Climate report calls for green "New Deal"

LONDON (Reuters) - The world needs leaders with the vision to forge New Deal-type policies to tackle the potentially disastrous combination of climate change, high inflation and economic slowdown, a British think-tank said on Monday.

A wind turbine is pictured at Loftsome Bridge Treatment Works, in front of Drax Power Station near Selby, northern England, June 19, 2008. REUTERS/Nigel Roddis

“A New Green Deal”, a report issued by the New Economics Foundation, uses the convergence of the credit crunch, climate change and booming food and fuel prices to make the case for a new economics for the 21st century.

Key points in the report are that every home must generate its own power, an oil legacy fund must be set up using windfall taxes on oil and gas firms to help pay for green transformation, and carbon should be priced according to its climate impact.

Interest rates should be cut to help investment in green energy and transport infrastructure, and monolithic financial institutions should be broken up so the failure of one would not destabilize the economy, said the NEF, an independent group.

“A credit crisis, coupled with high and rising oil prices and long-term climatic upheaval, are conspiring to create the perfect storm,” said NEF director Andrew Simms.

“Instead of desperate baling-out, we need a comprehensive plan and a new course to navigate each obstacle in this new phenomenon.

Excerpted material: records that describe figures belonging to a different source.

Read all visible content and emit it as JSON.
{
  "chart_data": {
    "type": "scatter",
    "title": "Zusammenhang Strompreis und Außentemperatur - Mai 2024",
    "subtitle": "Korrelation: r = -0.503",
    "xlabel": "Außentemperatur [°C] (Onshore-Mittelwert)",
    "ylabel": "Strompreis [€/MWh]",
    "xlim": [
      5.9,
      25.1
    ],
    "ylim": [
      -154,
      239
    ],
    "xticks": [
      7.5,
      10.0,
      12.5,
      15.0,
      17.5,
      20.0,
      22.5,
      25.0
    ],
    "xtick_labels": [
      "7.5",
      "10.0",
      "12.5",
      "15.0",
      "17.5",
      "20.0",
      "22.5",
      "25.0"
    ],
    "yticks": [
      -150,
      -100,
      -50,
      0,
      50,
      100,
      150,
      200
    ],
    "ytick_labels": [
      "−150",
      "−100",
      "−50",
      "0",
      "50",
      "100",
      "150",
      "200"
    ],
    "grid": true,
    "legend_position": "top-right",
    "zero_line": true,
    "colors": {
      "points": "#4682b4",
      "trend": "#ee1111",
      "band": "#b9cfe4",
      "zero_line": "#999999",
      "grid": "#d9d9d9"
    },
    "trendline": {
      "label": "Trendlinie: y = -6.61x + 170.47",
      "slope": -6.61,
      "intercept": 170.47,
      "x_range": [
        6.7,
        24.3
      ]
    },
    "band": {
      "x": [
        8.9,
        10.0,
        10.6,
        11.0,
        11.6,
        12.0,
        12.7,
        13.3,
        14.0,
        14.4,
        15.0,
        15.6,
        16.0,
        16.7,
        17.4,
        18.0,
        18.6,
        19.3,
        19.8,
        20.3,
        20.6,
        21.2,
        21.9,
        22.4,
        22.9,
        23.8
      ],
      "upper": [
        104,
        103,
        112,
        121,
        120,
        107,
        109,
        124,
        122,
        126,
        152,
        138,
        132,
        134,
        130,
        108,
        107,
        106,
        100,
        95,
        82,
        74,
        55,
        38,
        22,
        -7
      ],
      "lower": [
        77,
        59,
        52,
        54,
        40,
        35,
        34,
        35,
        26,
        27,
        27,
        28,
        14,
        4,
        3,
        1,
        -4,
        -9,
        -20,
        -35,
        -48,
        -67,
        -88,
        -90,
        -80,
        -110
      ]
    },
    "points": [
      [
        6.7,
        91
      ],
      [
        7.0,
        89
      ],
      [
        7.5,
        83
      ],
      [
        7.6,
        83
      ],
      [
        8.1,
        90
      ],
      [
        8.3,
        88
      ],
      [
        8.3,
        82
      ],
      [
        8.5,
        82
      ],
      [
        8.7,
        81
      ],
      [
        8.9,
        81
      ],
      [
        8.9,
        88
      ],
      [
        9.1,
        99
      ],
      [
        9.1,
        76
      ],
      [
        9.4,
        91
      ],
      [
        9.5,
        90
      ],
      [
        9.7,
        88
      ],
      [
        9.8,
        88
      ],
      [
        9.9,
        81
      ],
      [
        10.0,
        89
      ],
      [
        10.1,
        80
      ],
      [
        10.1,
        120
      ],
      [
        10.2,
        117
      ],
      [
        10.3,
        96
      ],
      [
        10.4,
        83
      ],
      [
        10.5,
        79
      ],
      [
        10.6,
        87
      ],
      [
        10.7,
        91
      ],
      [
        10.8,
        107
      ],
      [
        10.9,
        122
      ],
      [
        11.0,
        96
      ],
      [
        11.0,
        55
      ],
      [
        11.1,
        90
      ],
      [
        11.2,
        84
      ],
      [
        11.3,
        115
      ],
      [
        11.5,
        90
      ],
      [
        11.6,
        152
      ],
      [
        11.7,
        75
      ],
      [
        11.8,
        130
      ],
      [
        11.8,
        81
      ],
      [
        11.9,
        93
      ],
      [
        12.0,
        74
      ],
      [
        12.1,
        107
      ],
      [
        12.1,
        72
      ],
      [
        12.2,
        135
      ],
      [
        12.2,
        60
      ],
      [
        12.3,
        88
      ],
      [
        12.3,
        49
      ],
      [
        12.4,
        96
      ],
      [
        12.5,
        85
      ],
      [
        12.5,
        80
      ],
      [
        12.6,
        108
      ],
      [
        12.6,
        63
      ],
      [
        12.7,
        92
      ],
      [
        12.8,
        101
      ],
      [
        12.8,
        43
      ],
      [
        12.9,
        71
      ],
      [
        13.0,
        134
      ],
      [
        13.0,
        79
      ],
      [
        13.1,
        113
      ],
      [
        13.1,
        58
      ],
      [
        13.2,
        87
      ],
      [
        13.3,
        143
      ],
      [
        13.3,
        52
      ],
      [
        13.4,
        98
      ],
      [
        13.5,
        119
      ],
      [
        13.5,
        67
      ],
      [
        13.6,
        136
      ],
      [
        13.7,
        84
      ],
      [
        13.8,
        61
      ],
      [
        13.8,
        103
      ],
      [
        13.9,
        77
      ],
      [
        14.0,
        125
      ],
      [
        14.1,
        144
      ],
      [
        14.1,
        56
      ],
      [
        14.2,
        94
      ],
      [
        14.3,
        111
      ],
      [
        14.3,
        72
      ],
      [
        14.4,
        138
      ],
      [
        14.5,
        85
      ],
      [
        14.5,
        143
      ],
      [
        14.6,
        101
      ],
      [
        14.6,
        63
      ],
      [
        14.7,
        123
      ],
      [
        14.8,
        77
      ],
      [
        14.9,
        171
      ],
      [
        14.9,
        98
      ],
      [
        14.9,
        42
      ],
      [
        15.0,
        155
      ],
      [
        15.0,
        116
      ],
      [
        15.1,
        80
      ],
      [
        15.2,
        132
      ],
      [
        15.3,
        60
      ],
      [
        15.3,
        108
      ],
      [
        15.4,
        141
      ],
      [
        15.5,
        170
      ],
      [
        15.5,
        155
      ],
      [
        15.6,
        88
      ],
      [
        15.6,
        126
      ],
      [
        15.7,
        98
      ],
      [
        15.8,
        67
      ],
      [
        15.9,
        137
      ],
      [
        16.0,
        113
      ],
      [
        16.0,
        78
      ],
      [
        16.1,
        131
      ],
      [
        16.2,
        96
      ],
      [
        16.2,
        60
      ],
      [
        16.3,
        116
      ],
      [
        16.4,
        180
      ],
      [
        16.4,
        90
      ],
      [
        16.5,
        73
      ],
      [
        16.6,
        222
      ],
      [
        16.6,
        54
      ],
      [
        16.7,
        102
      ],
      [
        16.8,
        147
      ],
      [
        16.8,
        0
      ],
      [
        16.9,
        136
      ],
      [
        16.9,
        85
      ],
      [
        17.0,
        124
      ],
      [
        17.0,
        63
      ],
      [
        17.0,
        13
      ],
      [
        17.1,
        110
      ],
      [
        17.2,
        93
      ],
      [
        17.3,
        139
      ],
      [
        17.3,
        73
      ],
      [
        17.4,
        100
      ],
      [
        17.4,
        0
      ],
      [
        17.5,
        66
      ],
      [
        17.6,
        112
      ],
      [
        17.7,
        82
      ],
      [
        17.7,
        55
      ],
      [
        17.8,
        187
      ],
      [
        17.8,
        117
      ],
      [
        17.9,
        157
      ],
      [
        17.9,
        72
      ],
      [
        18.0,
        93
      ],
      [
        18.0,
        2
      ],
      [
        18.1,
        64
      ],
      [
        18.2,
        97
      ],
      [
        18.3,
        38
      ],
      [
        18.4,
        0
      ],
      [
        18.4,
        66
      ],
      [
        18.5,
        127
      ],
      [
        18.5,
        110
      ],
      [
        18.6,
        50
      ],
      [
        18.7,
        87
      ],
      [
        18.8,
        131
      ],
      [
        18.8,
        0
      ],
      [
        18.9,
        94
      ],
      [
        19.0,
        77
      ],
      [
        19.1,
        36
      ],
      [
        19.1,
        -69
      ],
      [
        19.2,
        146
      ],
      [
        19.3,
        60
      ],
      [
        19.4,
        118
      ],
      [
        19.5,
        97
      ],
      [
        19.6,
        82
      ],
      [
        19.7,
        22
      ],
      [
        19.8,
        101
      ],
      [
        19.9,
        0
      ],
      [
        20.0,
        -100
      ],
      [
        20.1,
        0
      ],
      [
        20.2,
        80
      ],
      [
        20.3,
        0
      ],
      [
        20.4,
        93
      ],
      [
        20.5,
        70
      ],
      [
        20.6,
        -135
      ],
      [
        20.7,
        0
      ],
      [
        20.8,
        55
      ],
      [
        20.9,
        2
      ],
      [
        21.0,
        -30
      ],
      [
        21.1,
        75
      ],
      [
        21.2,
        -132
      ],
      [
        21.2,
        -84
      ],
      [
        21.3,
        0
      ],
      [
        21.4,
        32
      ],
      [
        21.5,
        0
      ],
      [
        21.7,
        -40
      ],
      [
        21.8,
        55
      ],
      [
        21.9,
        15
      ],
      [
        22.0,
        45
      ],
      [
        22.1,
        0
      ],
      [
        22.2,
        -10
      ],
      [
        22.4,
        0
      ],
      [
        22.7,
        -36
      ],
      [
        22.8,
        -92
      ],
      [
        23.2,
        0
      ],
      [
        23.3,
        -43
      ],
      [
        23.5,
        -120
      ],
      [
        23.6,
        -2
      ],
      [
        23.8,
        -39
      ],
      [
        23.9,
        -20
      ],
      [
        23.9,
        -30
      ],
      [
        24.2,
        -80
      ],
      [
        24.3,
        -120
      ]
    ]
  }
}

“We need a modern Green New Deal that has the scale, boldness and vision previously only seen, for example, in Roosevelt’s response to the Great Depression,” he added.

President Franklin Roosevelt’s New Deal was a series of programs between 1933 and 1938 aimed at helping the poor, reforming the U.S. financial system and stimulating an economy that had plunged into depression after the Wall Street crash.


Today, economists say global economic growth is slowing, and most scientists say urgent action is needed to stop the planet entering a period of unstoppable temperature rise caused largely by rising carbon emissions.

“The credit, climate and oil crunches are all individually serious issues, but in combination their impact could be catastrophic for our economy, and for our way of life,” said Tony Juniper, co-author of the report and former head of the environmental group Friends of the Earth.

“We need real leadership and vision to get through this, and right now we are not seeing it. Politicians from across the spectrum should signal their willingness to think differently and to embrace new ideas,” he added.

The report also calls for a low-carbon energy system, financial incentives and policies to promote energy efficiency, closer scrutiny of exotic tax avoidance instruments, a clampdown on tax havens and new capital controls.

“We need a comprehensive plan which would involve far tougher regulation of capital, changes to tax systems and a sustained programme of investment in energy conservation and renewable energy,” said Larry Elliott, economics editor of the left-leaning Guardian newspaper and co-author of the report.